Griffin Grocery Co. v. State Industrial Commission

[1] On November 18, 1952, Lenard D. Neel, hereinafter called claimant, filed his first notice of injury and claim for compensation against the Griffin Grocery Company, a corporation, hereinafter referred to as petitioner, stating that while in its employ he sustained an accidental injury when he injured his back. Following hearings the State Industrial Commission entered an award which in part is as follows:

"That on or about the 31st day of October, 1952, the claimant herein was in the employ of the respondent and engaged in a hazardous employment, subject to and covered by the provisions of the Workmen's Compensation Law, and on said date the claimant sustained an accidental personal injury arising out of and in the course of his employment, consisting of an injury to his back.

"That at the time of said injury the claimant's wages were sufficient to fix his rate of compensation at $25.00 per week.

"That respondent had actual notice of said injury.

"That as a result of said injury claimant was temporarily totally disabled from November 5th, 1952, less the five day waiting period, to December 15th, 1952, a period of five weeks, for which he is entitled to compensation in the total sum of $125.00."

[2] This proceeding is brought to review the award.

[3] The evidence discloses that on October 31, 1952, claimant was lifting a sack of sugar weighing approximately 100 pounds to place the sugar in a candy mixing machine when he sustained an accidental injury to his back. The cause and extent of the disability is not presented in the brief or argued and is therefore not an issue in this proceeding.

[4] The petitioner raises the single issue that it was prevented from questioning a physician who had formerly examined claimant as to a prior blood test.

[5] Petitioner called Dr. O. who testified in chief that claimant had sustained no disability as the result of the accidental injury. He was then cross-examined by the claimant. On re-direct examination he was asked if he had made a blood test of claimant in November, 1950. The physician replied that he had made such a blood test of claimant as a private patient. When petitioner attempted to obtain the result of that blood test an objection was sustained on the ground of privileged communication.

[6] Petitioner now asserts that if the doctor had been permitted to answer his answer would have disclosed that a positive Wasserman test indicated syphilis and therefore petitioner was denied a full and fair hearing to determine the cause and extent of claimant's disability. Petitioner cites Hinds v. Dandee Mfg. Co.,206 Okla. 392, 243 P.2d 992; Strebeck v. Eagle-Picher Mining Smelting Co., Okla., 259 P.2d 536; Roeser v. Pease, 37 Okla. 222,131 P. 534; St. *Page 408 Louis S.F.R. Co. v. Hurley, 30 Okla. 333,120 P. 568.

[7] We see no need to encumber the opinion with an analysis of these cases. Insofar as any of them announce the rule or indicate that petitioner had a right to a full, complete and fair determination, from any medical witness, whether that witness be for the petitioner or claimant, of the cause and extent of the disability of claimant they are in point, otherwise they are not in point. Only one of these cases, Strebeck v. Eagle-Picher Mining Smelting Co., supra, is a compensation case. In Workmen's Compensation cases it is the duty of the State Industrial Commission to hear such evidence as is necessary to determine the issue presented.

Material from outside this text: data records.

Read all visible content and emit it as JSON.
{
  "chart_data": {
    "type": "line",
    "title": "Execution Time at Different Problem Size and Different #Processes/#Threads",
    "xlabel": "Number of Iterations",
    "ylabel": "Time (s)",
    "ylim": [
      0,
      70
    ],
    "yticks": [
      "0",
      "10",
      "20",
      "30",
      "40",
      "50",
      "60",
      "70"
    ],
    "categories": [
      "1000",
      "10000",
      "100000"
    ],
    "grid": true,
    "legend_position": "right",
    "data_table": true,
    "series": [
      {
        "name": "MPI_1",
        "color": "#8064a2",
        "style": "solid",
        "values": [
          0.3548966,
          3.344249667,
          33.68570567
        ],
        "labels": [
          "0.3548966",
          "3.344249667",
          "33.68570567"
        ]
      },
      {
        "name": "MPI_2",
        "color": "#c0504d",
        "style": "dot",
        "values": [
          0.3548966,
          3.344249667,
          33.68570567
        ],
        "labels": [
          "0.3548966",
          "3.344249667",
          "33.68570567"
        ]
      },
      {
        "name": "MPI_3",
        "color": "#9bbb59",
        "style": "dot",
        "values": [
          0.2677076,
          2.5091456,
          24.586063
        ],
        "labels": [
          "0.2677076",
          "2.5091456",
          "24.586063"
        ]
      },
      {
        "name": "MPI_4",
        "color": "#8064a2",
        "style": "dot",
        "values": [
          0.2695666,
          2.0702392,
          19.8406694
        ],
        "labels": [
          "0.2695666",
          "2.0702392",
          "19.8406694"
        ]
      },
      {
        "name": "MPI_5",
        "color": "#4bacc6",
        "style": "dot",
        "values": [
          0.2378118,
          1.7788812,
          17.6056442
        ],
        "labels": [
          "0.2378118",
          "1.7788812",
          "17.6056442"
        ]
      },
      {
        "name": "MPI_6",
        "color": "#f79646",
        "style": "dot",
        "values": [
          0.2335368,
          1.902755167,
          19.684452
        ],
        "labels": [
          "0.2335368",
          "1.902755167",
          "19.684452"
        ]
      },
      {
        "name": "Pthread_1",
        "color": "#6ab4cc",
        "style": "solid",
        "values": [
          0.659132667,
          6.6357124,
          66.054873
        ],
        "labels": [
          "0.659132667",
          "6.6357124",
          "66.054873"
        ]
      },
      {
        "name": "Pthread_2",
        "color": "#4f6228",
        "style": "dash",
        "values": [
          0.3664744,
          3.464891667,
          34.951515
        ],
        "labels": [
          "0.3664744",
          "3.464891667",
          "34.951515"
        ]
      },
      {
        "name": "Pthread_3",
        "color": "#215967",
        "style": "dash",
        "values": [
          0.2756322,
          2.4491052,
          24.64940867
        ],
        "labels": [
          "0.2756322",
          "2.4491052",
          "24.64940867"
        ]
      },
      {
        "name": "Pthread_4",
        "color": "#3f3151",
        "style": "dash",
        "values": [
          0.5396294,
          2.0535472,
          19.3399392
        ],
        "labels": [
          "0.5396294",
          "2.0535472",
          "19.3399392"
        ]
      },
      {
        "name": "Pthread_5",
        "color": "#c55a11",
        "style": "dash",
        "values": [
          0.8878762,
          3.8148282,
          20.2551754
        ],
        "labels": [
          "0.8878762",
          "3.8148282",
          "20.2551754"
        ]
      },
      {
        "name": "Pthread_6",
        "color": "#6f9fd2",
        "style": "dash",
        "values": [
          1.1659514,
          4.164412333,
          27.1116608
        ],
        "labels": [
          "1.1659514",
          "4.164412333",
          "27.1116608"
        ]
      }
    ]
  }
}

[8] Dr. O. was referred to as the company doctor and had examined claimant on November 25, 1952, at the request of petitioner for the purpose of determining the cause and extent of the disability. The blood test was made by the doctor approximately twenty-two months before claimant began work for petitioner and was made for claimant as a private patient. Petitioner fully developed by this medical witness and other medical evidence without interference or objection the theory of the cause and extent of the disability of claimant. There is nothing in the record that indicates that petitioner offered any evidence of any medical witness that was improperly rejected which tended to establish that the disability of claimant was due to disease and not to an accident. In fact we find no evidence offered by petitioner which tended in the least to establish that the disability of claimant was caused by syphilis. The refusal of the answer to the question addressed to Dr. O. did not deprive petitioner of a full, complete and fair hearing on the issue presented. There was no error in excluding this testimony.

[9] This is the single issue presented in the proceeding to review the award.

[10] Award sustained.

[11] CORN, ARNOLD, WILLIAMS and BLACKBIRD, JJ., concur.

[12] HALLEY, C.J., concurs in result.